What was my further surprise to see none other than Miss Molly Bashe, in the company of a slim, haughty-faced young minx of perhaps twenty whom I had not seen before. Her sandy brown hair was most elegantly coiffed with a series of carefully artificed round curls which fell on either side of her lovely head and down to the shoulders, whilst a similar row decorated the top of her forehead and reminded me of the heroine Pamela of Richardson’s great novel of the same name.

I must confess I flushed with startled embarrassment at this second encounter with Miss Molly Bashe, and with good reason indeed! About the time I had conquered Alice, and prior to the conversion of Connie Blunt, I made the acquaintance of Lady Betty Bashe at the house of a mutual friend. This plump widow was just under forty and was busy introducing her offspring into what is called by some, with tongue in cheek, “high society,” and this worthy and consolable widow had taken it into her head that I would make a prize son-in-law. She had therefore proceeded to hunt me down persistently, and her daughter had aided and abetted her vigorously until they both had become a decided nuisance.

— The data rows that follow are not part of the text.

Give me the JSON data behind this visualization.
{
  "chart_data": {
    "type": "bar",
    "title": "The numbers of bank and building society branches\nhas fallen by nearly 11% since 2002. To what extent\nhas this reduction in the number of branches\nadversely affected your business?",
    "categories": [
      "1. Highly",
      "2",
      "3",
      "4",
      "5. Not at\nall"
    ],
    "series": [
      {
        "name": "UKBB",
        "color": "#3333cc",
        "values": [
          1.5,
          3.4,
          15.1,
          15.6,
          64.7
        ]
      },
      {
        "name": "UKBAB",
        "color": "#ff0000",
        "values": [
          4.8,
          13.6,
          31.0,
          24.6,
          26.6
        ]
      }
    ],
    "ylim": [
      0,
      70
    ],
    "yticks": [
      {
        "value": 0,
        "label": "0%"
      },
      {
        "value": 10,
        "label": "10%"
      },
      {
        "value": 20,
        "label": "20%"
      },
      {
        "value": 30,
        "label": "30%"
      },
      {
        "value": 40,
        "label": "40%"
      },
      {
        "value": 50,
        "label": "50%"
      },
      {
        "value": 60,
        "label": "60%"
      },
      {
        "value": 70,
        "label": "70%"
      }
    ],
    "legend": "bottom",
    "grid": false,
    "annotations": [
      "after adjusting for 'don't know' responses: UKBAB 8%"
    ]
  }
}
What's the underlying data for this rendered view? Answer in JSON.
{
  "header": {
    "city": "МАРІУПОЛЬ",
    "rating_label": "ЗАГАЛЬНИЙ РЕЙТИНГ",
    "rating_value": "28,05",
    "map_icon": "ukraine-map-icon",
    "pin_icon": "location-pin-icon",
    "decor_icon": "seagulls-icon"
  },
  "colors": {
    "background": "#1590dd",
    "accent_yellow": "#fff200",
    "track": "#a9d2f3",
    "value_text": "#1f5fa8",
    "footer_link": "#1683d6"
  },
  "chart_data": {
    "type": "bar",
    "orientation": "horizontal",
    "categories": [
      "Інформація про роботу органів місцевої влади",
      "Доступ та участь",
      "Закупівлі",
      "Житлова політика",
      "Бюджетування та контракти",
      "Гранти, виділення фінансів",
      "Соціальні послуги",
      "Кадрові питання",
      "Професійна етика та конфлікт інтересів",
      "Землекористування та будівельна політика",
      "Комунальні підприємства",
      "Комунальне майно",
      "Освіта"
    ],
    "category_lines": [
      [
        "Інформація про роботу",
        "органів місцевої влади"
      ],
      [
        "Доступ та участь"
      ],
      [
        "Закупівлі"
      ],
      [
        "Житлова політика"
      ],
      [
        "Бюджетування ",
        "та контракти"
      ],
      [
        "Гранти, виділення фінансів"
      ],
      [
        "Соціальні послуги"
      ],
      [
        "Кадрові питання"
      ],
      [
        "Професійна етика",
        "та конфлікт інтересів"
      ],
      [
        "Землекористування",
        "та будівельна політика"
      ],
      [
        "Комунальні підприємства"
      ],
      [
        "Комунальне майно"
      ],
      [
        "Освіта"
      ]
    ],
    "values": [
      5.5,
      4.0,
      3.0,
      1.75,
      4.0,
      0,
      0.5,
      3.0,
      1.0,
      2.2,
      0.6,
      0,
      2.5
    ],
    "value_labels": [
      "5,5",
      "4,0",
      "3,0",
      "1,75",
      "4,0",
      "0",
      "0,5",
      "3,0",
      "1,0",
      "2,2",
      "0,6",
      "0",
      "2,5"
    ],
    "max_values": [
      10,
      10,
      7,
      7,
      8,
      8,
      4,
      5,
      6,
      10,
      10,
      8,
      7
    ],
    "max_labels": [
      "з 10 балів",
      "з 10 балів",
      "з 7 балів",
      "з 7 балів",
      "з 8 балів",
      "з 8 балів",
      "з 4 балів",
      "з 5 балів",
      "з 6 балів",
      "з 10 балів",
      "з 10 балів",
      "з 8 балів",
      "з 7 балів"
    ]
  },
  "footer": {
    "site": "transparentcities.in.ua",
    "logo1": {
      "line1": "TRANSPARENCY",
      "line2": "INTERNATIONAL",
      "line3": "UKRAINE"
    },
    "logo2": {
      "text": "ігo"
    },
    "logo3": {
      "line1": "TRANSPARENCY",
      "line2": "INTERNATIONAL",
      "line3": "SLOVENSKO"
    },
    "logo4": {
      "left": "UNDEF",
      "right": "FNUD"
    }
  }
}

I had not been smitten with the charms of either mother or daughter at our first meeting. Lady Betty, as my readers who have perused the first volumes of my memoirs will recall, was a tall, robust and buxom woman who reminded one inescapably of the painter Rubens’ fleshy models. And Miss Molly was a small, dainty edition of her mother in her eighteenth year. But the two of them were affected, insincere and unscrupulous, and to find this portly widow playing the air of a juvenile and affecting the silly mannerisms and even the speech of her own daughter was enough to turn my stomach.

You will recall also that the two of them had insisted that they visit me and that they have lunch with me.